If I’m a marble distributor and my marble comes to me from Brazil, I want my Brazil operation up and running on ERP within three days. I think the need to change ERP to drive costs down and allow remote access because of globalization were some of the key drivers that are now making even these vertical companies start to seriously look at the cloud.
Sramana Mitra: If you look at the gaps in the vertical cloud trend, what verticals have not been moved to the cloud yet?
Himanshu Palsule: Retail has moved to the cloud earlier. They started getting into e-commerce and shopping cart. We saw that vertical moving.
Sramana Mitra: Then that has become multi-channel commerce.
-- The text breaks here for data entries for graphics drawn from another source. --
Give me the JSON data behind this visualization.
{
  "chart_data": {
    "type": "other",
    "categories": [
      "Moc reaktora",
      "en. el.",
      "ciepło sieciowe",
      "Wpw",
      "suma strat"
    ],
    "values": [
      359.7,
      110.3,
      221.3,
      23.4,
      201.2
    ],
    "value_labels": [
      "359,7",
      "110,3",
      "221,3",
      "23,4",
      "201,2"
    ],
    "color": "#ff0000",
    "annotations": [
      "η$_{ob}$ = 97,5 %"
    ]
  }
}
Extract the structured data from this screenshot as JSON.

Himanshu Palsule: Exactly. The whole omni-channel has set in. You have this whole idea of third-party logistics where my cargo arrives at Long Beach and then I have to distribute it across the entire country, and I have truck drivers who need access to the data I have that need to be updated on inventory. The distributors then became candidates for the cloud. They were the next to go. The manufacturers held on for a while until manufacturing started to get outsourced.
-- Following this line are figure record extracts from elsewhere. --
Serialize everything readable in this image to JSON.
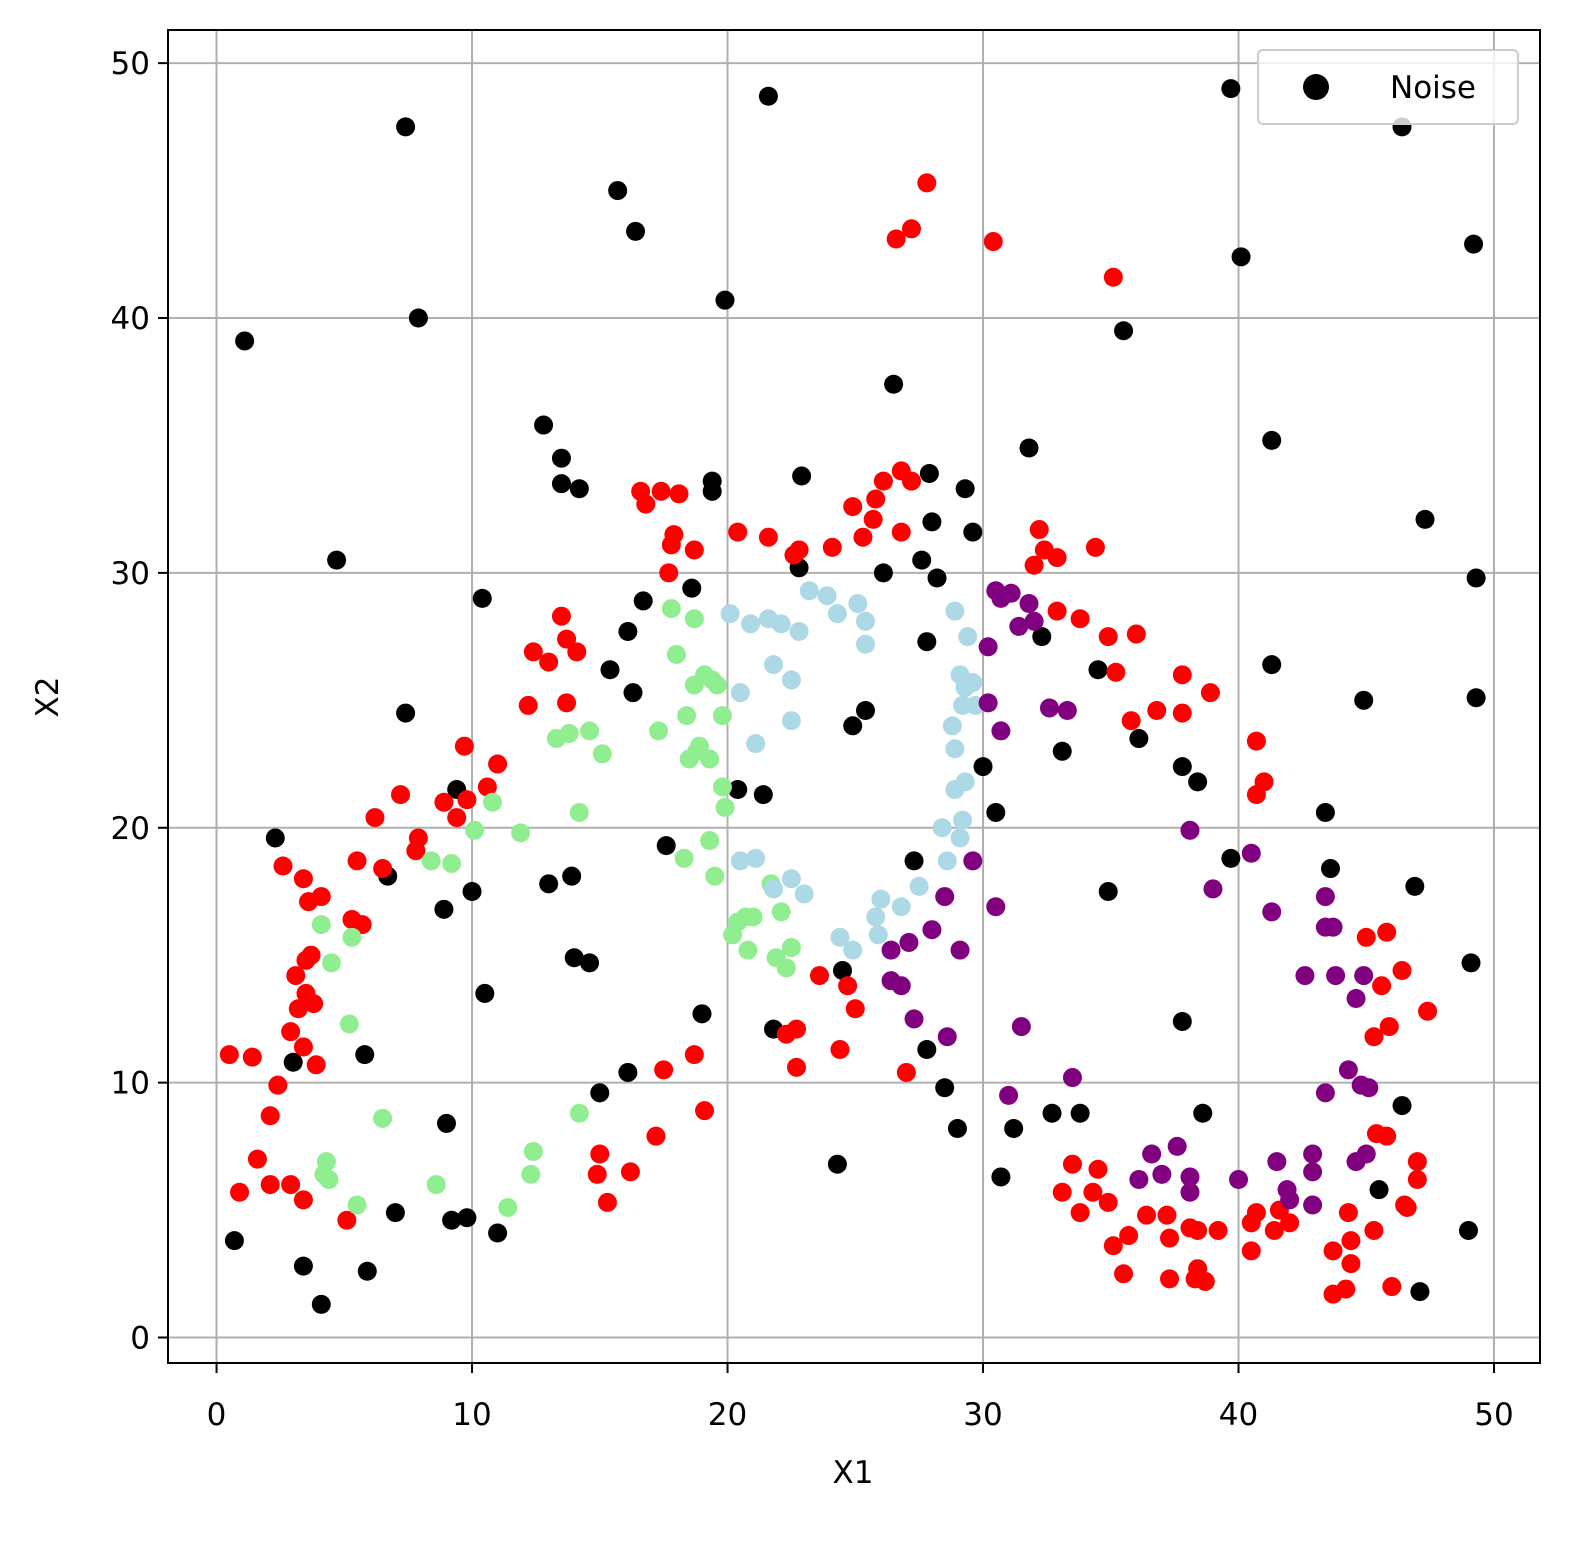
{
  "chart_data": {
    "type": "scatter",
    "xlabel": "X1",
    "ylabel": "X2",
    "xlim": [
      -1.9,
      51.8
    ],
    "ylim": [
      -1.0,
      51.3
    ],
    "xticks": [
      0,
      10,
      20,
      30,
      40,
      50
    ],
    "yticks": [
      0,
      10,
      20,
      30,
      40,
      50
    ],
    "grid": true,
    "legend": "upper right",
    "series": [
      {
        "name": "Noise",
        "color": "#000000",
        "x": [
          0.7,
          1.1,
          2.3,
          3.0,
          3.4,
          4.1,
          4.7,
          5.8,
          5.9,
          6.7,
          7.0,
          7.4,
          7.4,
          7.9,
          8.9,
          9.0,
          9.2,
          9.4,
          9.8,
          10.0,
          10.4,
          10.5,
          11.0,
          12.8,
          13.0,
          13.5,
          13.5,
          13.9,
          14.0,
          14.2,
          14.6,
          15.0,
          15.4,
          15.7,
          16.1,
          16.1,
          16.3,
          16.4,
          16.7,
          17.6,
          18.6,
          19.0,
          19.4,
          19.4,
          19.9,
          20.4,
          21.4,
          21.6,
          21.8,
          22.8,
          22.9,
          24.3,
          24.5,
          24.9,
          25.4,
          26.1,
          26.5,
          27.3,
          27.6,
          27.8,
          27.8,
          27.9,
          28.0,
          28.2,
          28.5,
          29.0,
          29.3,
          29.6,
          30.0,
          30.5,
          30.7,
          31.2,
          31.8,
          32.3,
          32.7,
          33.1,
          33.8,
          34.5,
          34.9,
          35.5,
          36.1,
          37.8,
          37.8,
          38.4,
          38.6,
          39.7,
          39.7,
          40.1,
          41.3,
          41.3,
          43.4,
          43.6,
          44.9,
          45.5,
          46.4,
          46.4,
          46.9,
          47.1,
          47.3,
          49.0,
          49.1,
          49.2,
          49.3,
          49.3
        ],
        "y": [
          3.8,
          39.1,
          19.6,
          10.8,
          2.8,
          1.3,
          30.5,
          11.1,
          2.6,
          18.1,
          4.9,
          47.5,
          24.5,
          40.0,
          16.8,
          8.4,
          4.6,
          21.5,
          4.7,
          17.5,
          29.0,
          13.5,
          4.1,
          35.8,
          17.8,
          34.5,
          33.5,
          18.1,
          14.9,
          33.3,
          14.7,
          9.6,
          26.2,
          45.0,
          27.7,
          10.4,
          25.3,
          43.4,
          28.9,
          19.3,
          29.4,
          12.7,
          33.6,
          33.2,
          40.7,
          21.5,
          21.3,
          48.7,
          12.1,
          30.2,
          33.8,
          6.8,
          14.4,
          24.0,
          24.6,
          30.0,
          37.4,
          18.7,
          30.5,
          11.3,
          27.3,
          33.9,
          32.0,
          29.8,
          9.8,
          8.2,
          33.3,
          31.6,
          22.4,
          20.6,
          6.3,
          8.2,
          34.9,
          27.5,
          8.8,
          23.0,
          8.8,
          26.2,
          17.5,
          39.5,
          23.5,
          12.4,
          22.4,
          21.8,
          8.8,
          49.0,
          18.8,
          42.4,
          35.2,
          26.4,
          20.6,
          18.4,
          25.0,
          5.8,
          9.1,
          47.5,
          17.7,
          1.8,
          32.1,
          4.2,
          14.7,
          42.9,
          29.8,
          25.1
        ]
      },
      {
        "color": "#ff0000",
        "x": [
          0.5,
          1.4,
          0.9,
          1.6,
          2.1,
          2.1,
          2.4,
          2.6,
          2.9,
          2.9,
          3.1,
          3.2,
          3.4,
          3.4,
          3.5,
          3.4,
          3.5,
          3.6,
          3.7,
          3.8,
          3.9,
          4.1,
          5.1,
          5.3,
          5.5,
          5.7,
          6.2,
          6.5,
          7.2,
          7.8,
          7.9,
          8.9,
          9.4,
          9.7,
          9.8,
          10.6,
          11.0,
          12.2,
          12.4,
          13.0,
          13.5,
          13.7,
          13.7,
          14.1,
          14.9,
          15.0,
          15.3,
          16.2,
          16.6,
          16.8,
          17.2,
          17.4,
          17.5,
          17.7,
          17.8,
          17.9,
          18.1,
          18.7,
          18.7,
          19.1,
          20.4,
          21.6,
          22.3,
          22.6,
          22.7,
          22.7,
          22.8,
          23.6,
          24.1,
          24.4,
          24.7,
          24.9,
          25.0,
          25.3,
          25.7,
          25.8,
          26.1,
          26.6,
          26.8,
          26.8,
          27.0,
          27.2,
          27.2,
          27.8,
          30.4,
          32.0,
          32.2,
          32.4,
          32.9,
          32.9,
          33.1,
          33.5,
          33.8,
          33.8,
          34.3,
          34.4,
          34.5,
          34.9,
          34.9,
          35.1,
          35.1,
          35.2,
          35.5,
          35.7,
          35.8,
          36.0,
          36.4,
          36.8,
          37.2,
          37.3,
          37.3,
          37.8,
          37.8,
          38.1,
          38.3,
          38.4,
          38.4,
          38.7,
          38.9,
          39.2,
          40.5,
          40.5,
          40.7,
          40.7,
          40.7,
          41.0,
          41.4,
          41.6,
          42.0,
          43.7,
          43.7,
          44.2,
          44.3,
          44.4,
          44.4,
          45.0,
          45.3,
          45.3,
          45.4,
          45.6,
          45.8,
          45.8,
          45.9,
          46.0,
          46.4,
          46.5,
          46.6,
          47.0,
          47.0,
          47.4
        ],
        "y": [
          11.1,
          11.0,
          5.7,
          7.0,
          8.7,
          6.0,
          9.9,
          18.5,
          6.0,
          12.0,
          14.2,
          12.9,
          18.0,
          11.4,
          14.8,
          5.4,
          13.5,
          17.1,
          15.0,
          13.1,
          10.7,
          17.3,
          4.6,
          16.4,
          18.7,
          16.2,
          20.4,
          18.4,
          21.3,
          19.1,
          19.6,
          21.0,
          20.4,
          23.2,
          21.1,
          21.6,
          22.5,
          24.8,
          26.9,
          26.5,
          28.3,
          27.4,
          24.9,
          26.9,
          6.4,
          7.2,
          5.3,
          6.5,
          33.2,
          32.7,
          7.9,
          33.2,
          10.5,
          30.0,
          31.1,
          31.5,
          33.1,
          30.9,
          11.1,
          8.9,
          31.6,
          31.4,
          11.9,
          30.7,
          10.6,
          12.1,
          30.9,
          14.2,
          31.0,
          11.3,
          13.8,
          32.6,
          12.9,
          31.4,
          32.1,
          32.9,
          33.6,
          43.1,
          31.6,
          34.0,
          10.4,
          33.6,
          43.5,
          45.3,
          43.0,
          30.3,
          31.7,
          30.9,
          30.6,
          28.5,
          5.7,
          6.8,
          4.9,
          28.2,
          5.7,
          31.0,
          6.6,
          5.3,
          27.5,
          41.6,
          3.6,
          26.1,
          2.5,
          4.0,
          24.2,
          27.6,
          4.8,
          24.6,
          4.8,
          3.9,
          2.3,
          26.0,
          24.5,
          4.3,
          2.3,
          2.7,
          4.2,
          2.2,
          25.3,
          4.2,
          4.5,
          3.4,
          4.9,
          23.4,
          21.3,
          21.8,
          4.2,
          5.0,
          4.5,
          1.7,
          3.4,
          1.9,
          4.9,
          2.9,
          3.8,
          15.7,
          4.2,
          11.8,
          8.0,
          13.8,
          15.9,
          7.9,
          12.2,
          2.0,
          14.4,
          5.2,
          5.1,
          6.9,
          6.2,
          12.8
        ]
      },
      {
        "color": "#90ee90",
        "x": [
          4.1,
          4.2,
          4.3,
          4.4,
          4.5,
          5.2,
          5.3,
          5.5,
          6.5,
          8.4,
          8.6,
          9.2,
          10.1,
          10.8,
          11.4,
          11.9,
          12.3,
          12.4,
          13.3,
          13.8,
          14.2,
          14.2,
          14.6,
          15.1,
          17.3,
          17.8,
          18.0,
          18.3,
          18.4,
          18.7,
          18.5,
          18.7,
          18.8,
          18.9,
          19.1,
          19.3,
          19.3,
          19.4,
          19.5,
          19.6,
          19.8,
          19.8,
          19.9,
          20.2,
          20.4,
          20.7,
          20.8,
          21.0,
          21.7,
          21.9,
          22.1,
          22.3,
          22.5
        ],
        "y": [
          16.2,
          6.4,
          6.9,
          6.2,
          14.7,
          12.3,
          15.7,
          5.2,
          8.6,
          18.7,
          6.0,
          18.6,
          19.9,
          21.0,
          5.1,
          19.8,
          6.4,
          7.3,
          23.5,
          23.7,
          20.6,
          8.8,
          23.8,
          22.9,
          23.8,
          28.6,
          26.8,
          18.8,
          24.4,
          28.2,
          22.7,
          25.6,
          23.0,
          23.2,
          26.0,
          19.5,
          22.7,
          25.8,
          18.1,
          25.6,
          24.4,
          21.6,
          20.8,
          15.8,
          16.3,
          16.5,
          15.2,
          16.5,
          17.8,
          14.9,
          16.7,
          14.5,
          15.3
        ]
      },
      {
        "color": "#add8e6",
        "x": [
          20.1,
          20.5,
          20.5,
          20.9,
          21.1,
          21.1,
          21.6,
          21.8,
          21.8,
          22.1,
          22.5,
          22.5,
          22.5,
          22.8,
          23.0,
          23.2,
          23.9,
          24.3,
          24.4,
          24.9,
          25.1,
          25.4,
          25.4,
          25.8,
          25.9,
          26.0,
          26.8,
          27.5,
          28.6,
          28.4,
          28.8,
          28.9,
          28.9,
          28.9,
          29.1,
          29.1,
          29.2,
          29.2,
          29.3,
          29.3,
          29.4,
          29.6,
          29.7
        ],
        "y": [
          28.4,
          25.3,
          18.7,
          28.0,
          23.3,
          18.8,
          28.2,
          26.4,
          17.6,
          28.0,
          24.2,
          25.8,
          18.0,
          27.7,
          17.4,
          29.3,
          29.1,
          28.4,
          15.7,
          15.2,
          28.8,
          28.1,
          27.2,
          16.5,
          15.8,
          17.2,
          16.9,
          17.7,
          18.7,
          20.0,
          24.0,
          28.5,
          21.5,
          23.1,
          19.6,
          26.0,
          24.8,
          20.3,
          21.8,
          25.5,
          27.5,
          25.7,
          24.8
        ]
      },
      {
        "color": "#800080",
        "x": [
          26.4,
          26.4,
          26.8,
          27.1,
          27.3,
          28.0,
          28.5,
          28.6,
          29.1,
          29.6,
          30.2,
          30.2,
          30.5,
          30.5,
          30.7,
          30.7,
          31.0,
          31.1,
          31.4,
          31.5,
          31.8,
          32.0,
          32.6,
          33.3,
          33.5,
          36.1,
          36.6,
          37.0,
          37.6,
          38.1,
          38.1,
          38.1,
          39.0,
          40.0,
          40.5,
          41.3,
          41.5,
          41.9,
          42.0,
          42.6,
          42.9,
          42.9,
          42.9,
          43.4,
          43.4,
          43.4,
          43.7,
          43.8,
          44.3,
          44.6,
          44.6,
          44.8,
          45.0,
          44.9,
          45.1
        ],
        "y": [
          15.2,
          14.0,
          13.8,
          15.5,
          12.5,
          16.0,
          17.3,
          11.8,
          15.2,
          18.7,
          24.9,
          27.1,
          29.3,
          16.9,
          23.8,
          29.0,
          9.5,
          29.2,
          27.9,
          12.2,
          28.8,
          28.1,
          24.7,
          24.6,
          10.2,
          6.2,
          7.2,
          6.4,
          7.5,
          5.7,
          6.3,
          19.9,
          17.6,
          6.2,
          19.0,
          16.7,
          6.9,
          5.8,
          5.4,
          14.2,
          7.2,
          6.5,
          5.2,
          9.6,
          17.3,
          16.1,
          16.1,
          14.2,
          10.5,
          13.3,
          6.9,
          9.9,
          7.2,
          14.2,
          9.8
        ]
      }
    ]
  }
}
There’s a whole industry trend called convergence that we talked about a classic manufacturer in Detroit who would do just make parts for General Motors. Now he has his parts manufacturing done in China. He has started looking at distribution services and repair preventive work. There’s a blurring or conversion of verticals going on. These events, I think, make people look out for a cloud-based solution. That’s the panacea for them to be able to keep costs down and yet work in a global ecosystem. Those are some of the drivers.
We have plenty of customers who look forward to our annual release. They have their request. They come to our customer advisory board meeting. There was one who told me that he doesn’t think he’ll ever move to the cloud because his operation in Ohio is so different. We’ll always have the laggards in complex verticals.